Tak hanya itu, ia menilai biaya operasional ritel modern pun ikut membengkak akibat kejadian ini. Sebab, lanjutnya, beberapa gerai harus menggunakan genset diesel untuk dapat beroperasi.

"Demi kenyamanan konsumen, kami menggunakan genset diesel berbahan bakar solar yang tentu berimbas pada naiknya biaya operasional, dan itu seharusnya tidak perlu kami keluarkan," jelas dia.

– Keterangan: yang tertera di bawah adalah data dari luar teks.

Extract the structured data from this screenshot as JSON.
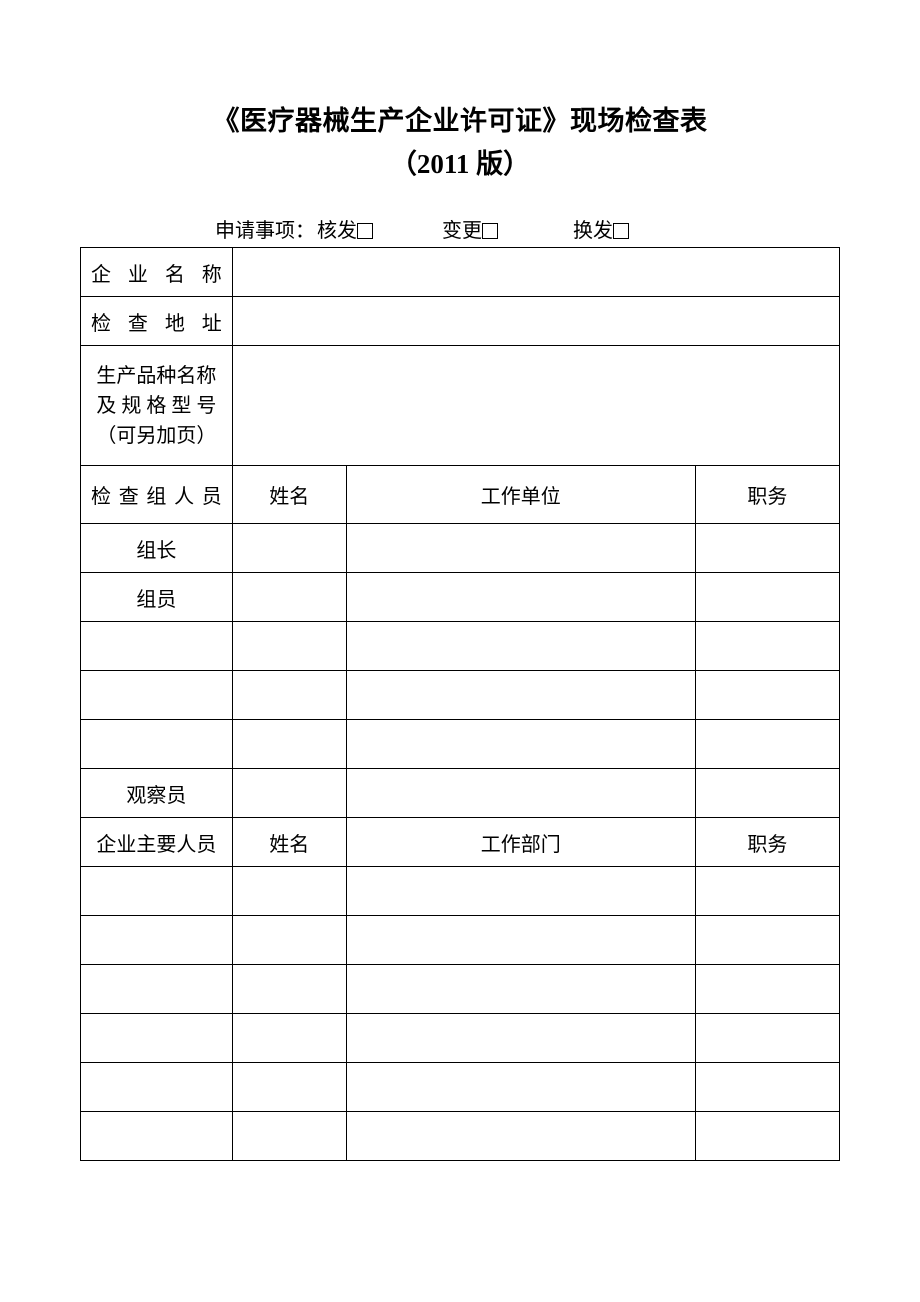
{
  "title": {
    "line1": "《医疗器械生产企业许可证》现场检查表",
    "line2": "（2011 版）"
  },
  "apply": {
    "prefix": "申请事项：",
    "opt1": "核发",
    "opt2": "变更",
    "opt3": "换发"
  },
  "labels": {
    "company_name": "企 业 名 称",
    "address": "检 查 地 址",
    "product_spec_l1": "生产品种名称",
    "product_spec_l2": "及 规 格 型 号",
    "product_spec_l3": "（可另加页）",
    "inspectors": "检 查 组 人 员",
    "name": "姓名",
    "workplace": "工作单位",
    "position": "职务",
    "leader": "组长",
    "member": "组员",
    "observer": "观察员",
    "company_staff": "企业主要人员",
    "department": "工作部门"
  }
}
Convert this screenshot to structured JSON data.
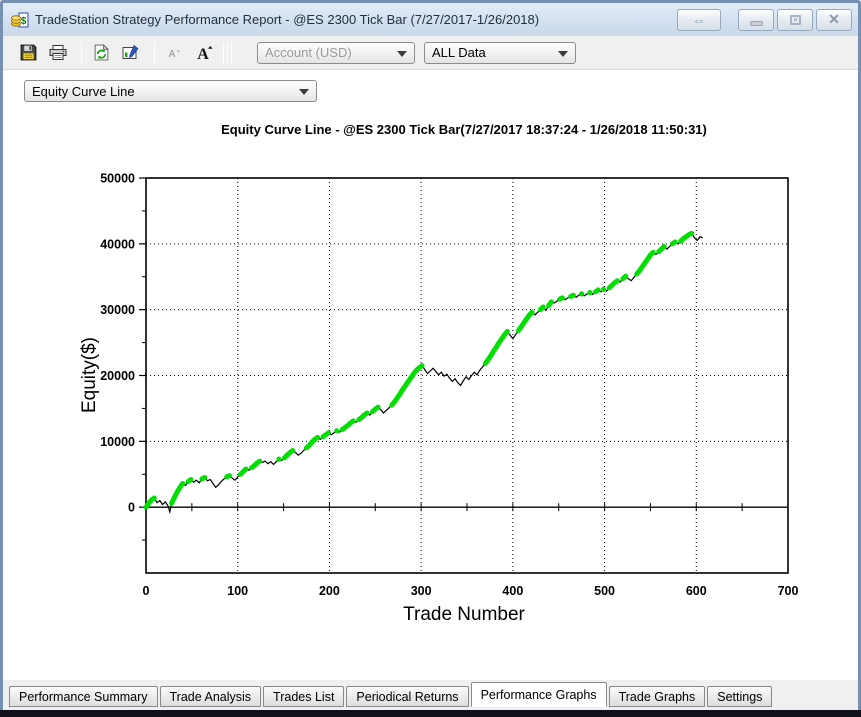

Menurut Roy, dampak kejadian ini membuat kenyamanan masyarakat menjadi terganggu. Itu lantaran fasilitas umum yang seharusnya didapatkan oleh masyarakat tidak dapat berfungsi dengan normal. "Contohnya seperti jaringan pembayaran elektronik dan kualitas produk , bisa jadi menurun," sebut dia.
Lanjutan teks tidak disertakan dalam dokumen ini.